Recent healthcare news announcements indicate that another major clearinghouse has disappeared. This is a trend that started a few years ago and will continue. In fact, of the top clearinghouses from five years ago, only a portion are still in business, some of which are in the process of exiting the business through strategic sales by their equity investors.
Why are clearinghouses disappearing?
Technology Barriers
One of the major factors contributing to the disappearance of clearinghouses is the fact that most clearinghouses are built on legacy technology. Consequently, they lack a focus on real-time transactions, and require multiple “hops” over multiple days for claims processing. Limited responses are another issue – even the largest clearinghouses in the U.S. do not support the HIPAA-mandated 277CA response format for a claim. Frequently, these limitations are a result of growth through acquisition without consolidating platforms. The largest clearinghouses have many separate internal systems, and therefore reporting on real-time transactions is separate from reporting on batch transactions, resulting in disparate processes.
Outdated Business Models
The largest clearinghouses make money by charging payers and providers. However, payer rebates have gone from one dollar per transaction in the nineties, to 35 cents in 2004 (see Forrester’s “Will Web Services Kill WebMD”), to cents today. As payer rebates continue to approach 0, payers have become less dependent on clearinghouses. Furthermore, as this revenue source has dried up, clearinghouses have shifted costs to the provider, and tried to augment their value through new services to justify higher prices. But providers cannot sustain higher price increases and we are not at a value crisis for the market price that providers are willing to pay for clearinghouse services.
Not Delivering Payments
The entire purpose of clearinghouse transactions – verifying eligibility, submitting claims, following up on claims and posting remittances – is getting paid…. i.e. “It’s all about the money.” However, clearinghouses are not capable of processing payments, and either lack this critical service, or are forced to partner. This is equivalent of a payroll company charging an employer to just send out the payroll slip, and let another vendor deliver the paycheck!
Healthcare Reform
Mandates from PPACA and HITECH require payers to deliver standardized responses on claims (277CA and ERA/EFT) and real-time information (eligibility benefits and claim status).

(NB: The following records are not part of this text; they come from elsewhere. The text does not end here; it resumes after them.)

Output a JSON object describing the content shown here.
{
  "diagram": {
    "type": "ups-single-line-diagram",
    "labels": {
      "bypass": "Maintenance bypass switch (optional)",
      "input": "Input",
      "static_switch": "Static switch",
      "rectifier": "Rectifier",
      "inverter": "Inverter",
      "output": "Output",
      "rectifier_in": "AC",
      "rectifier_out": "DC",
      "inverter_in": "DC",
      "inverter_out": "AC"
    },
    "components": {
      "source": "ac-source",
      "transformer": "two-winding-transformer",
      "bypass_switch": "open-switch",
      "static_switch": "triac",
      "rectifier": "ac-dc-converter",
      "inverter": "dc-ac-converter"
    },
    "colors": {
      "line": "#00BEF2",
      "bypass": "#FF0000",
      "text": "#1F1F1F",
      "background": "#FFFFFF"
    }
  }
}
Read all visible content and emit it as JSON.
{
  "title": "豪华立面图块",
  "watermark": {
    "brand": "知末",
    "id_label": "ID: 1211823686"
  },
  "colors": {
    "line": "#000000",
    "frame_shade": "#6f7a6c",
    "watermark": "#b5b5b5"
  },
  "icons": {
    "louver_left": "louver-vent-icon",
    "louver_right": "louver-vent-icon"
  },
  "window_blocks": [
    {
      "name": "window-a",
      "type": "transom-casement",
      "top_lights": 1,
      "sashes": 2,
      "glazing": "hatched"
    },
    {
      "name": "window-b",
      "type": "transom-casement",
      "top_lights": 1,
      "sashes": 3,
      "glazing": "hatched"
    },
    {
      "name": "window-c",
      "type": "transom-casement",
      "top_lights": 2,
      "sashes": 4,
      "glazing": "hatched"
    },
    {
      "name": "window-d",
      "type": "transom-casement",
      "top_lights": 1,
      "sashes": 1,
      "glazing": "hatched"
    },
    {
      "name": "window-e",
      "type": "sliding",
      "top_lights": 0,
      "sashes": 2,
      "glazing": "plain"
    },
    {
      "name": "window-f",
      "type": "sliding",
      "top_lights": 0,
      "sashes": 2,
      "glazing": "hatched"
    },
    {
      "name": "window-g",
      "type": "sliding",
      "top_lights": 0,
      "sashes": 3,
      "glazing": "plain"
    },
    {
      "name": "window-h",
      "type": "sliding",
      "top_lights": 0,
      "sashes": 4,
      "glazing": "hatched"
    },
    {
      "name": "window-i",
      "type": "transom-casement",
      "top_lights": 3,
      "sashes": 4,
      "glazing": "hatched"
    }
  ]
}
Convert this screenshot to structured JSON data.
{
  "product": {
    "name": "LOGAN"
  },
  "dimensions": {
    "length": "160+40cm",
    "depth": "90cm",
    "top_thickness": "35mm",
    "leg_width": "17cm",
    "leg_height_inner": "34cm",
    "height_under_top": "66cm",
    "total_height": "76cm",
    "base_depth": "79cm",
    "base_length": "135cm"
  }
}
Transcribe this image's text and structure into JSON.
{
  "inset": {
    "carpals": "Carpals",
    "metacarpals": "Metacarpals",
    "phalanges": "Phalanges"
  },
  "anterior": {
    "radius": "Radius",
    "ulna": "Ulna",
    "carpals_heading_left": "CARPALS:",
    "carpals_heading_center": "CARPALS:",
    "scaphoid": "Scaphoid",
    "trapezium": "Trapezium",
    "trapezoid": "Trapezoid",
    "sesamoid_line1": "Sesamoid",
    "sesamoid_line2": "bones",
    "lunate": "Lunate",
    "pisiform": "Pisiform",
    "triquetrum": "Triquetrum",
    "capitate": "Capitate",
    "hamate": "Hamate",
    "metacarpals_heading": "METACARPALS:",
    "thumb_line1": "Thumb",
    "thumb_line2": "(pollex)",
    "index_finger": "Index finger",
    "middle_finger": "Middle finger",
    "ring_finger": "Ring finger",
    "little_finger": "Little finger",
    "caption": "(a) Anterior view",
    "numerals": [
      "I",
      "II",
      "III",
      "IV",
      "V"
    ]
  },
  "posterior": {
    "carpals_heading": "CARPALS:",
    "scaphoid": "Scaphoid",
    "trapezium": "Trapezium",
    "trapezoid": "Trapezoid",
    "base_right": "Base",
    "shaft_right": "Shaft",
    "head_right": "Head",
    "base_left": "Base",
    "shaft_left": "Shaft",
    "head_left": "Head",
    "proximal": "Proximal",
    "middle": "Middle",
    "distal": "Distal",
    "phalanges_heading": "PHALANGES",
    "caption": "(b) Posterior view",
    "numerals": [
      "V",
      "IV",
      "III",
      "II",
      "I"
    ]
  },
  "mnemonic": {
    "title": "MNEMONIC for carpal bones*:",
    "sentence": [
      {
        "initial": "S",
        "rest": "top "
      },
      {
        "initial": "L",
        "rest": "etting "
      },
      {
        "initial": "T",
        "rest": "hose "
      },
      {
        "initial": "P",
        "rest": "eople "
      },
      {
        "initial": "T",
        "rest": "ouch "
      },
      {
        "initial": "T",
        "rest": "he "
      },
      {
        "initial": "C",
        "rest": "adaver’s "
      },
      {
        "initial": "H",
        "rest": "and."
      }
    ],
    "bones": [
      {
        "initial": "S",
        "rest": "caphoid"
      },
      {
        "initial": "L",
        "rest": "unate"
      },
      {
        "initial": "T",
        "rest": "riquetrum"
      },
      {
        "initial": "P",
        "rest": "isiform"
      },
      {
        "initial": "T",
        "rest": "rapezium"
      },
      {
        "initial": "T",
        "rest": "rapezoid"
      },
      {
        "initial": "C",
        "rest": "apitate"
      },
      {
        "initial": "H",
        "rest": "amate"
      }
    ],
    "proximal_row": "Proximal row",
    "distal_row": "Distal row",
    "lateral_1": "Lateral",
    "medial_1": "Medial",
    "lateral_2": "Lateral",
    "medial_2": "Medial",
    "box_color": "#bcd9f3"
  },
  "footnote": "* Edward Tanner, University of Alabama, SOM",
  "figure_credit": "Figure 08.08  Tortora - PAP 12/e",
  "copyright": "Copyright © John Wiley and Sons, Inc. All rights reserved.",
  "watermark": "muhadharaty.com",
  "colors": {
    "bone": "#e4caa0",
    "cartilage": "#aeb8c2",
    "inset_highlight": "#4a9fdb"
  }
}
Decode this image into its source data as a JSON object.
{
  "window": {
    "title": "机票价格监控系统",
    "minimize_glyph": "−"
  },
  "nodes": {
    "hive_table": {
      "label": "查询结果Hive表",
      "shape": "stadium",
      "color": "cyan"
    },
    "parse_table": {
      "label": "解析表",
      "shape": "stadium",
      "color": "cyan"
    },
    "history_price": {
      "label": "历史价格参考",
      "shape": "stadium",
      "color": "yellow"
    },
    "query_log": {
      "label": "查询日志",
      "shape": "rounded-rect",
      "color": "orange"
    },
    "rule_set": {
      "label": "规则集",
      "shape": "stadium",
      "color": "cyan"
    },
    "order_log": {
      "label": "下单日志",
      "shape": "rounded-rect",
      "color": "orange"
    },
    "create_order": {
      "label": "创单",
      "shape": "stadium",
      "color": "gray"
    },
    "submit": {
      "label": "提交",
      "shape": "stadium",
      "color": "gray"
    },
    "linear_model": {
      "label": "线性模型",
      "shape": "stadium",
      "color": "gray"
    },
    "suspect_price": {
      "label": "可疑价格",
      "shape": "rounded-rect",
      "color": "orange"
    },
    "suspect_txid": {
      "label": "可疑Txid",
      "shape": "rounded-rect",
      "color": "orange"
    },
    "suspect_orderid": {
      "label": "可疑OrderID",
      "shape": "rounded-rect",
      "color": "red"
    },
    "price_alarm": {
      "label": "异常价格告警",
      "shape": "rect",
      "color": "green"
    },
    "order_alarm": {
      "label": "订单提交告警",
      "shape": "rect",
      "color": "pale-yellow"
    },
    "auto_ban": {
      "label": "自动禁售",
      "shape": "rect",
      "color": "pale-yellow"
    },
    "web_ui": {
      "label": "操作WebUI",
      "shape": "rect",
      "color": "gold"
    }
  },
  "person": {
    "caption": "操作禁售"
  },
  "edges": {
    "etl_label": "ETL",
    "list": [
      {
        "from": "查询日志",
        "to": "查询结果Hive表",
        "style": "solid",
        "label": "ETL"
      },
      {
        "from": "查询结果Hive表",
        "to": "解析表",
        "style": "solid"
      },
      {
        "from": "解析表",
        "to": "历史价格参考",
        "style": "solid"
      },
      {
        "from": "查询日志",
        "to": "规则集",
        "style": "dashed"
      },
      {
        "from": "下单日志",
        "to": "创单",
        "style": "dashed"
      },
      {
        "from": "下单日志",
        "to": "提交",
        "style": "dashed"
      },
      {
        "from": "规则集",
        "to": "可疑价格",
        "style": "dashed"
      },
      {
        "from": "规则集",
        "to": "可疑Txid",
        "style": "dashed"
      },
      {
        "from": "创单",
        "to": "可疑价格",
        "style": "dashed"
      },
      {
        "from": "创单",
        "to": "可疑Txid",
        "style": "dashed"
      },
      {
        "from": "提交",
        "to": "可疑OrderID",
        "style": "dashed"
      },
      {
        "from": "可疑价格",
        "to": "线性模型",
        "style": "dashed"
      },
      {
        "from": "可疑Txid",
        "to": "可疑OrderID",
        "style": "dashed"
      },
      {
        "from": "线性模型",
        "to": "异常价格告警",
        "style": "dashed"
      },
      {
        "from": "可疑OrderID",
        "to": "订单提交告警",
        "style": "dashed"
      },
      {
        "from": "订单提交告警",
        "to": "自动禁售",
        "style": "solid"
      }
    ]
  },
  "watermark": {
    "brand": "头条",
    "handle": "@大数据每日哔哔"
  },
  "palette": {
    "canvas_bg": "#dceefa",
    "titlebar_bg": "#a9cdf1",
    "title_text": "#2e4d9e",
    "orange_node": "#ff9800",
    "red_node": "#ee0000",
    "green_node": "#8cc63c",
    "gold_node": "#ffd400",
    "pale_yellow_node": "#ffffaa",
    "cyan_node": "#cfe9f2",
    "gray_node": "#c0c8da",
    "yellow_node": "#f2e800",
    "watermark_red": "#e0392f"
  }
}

As payers achieve compliance with new regulatory mandates, the value of a clearinghouse will diminish even more.
The future for healthcare payments: Integrated Healthcare and Payment Processing
While clearinghouse transactions (eligibility, claims, claim status, remittances) will continue to be a part of the healthcare payments process, in the new world of healthcare, with new regulations and higher patient responsibility, they are no longer the sole pillar of value. Without any connection and integration to the movement of money, they have little value. Clearinghouse transactions are simply a means to achieve the end goal: getting paid. Providers are starting to understand the value of integrated healthcare and payment transactions, which deliver the ability to dramatically accelerate and transform the revenue cycle.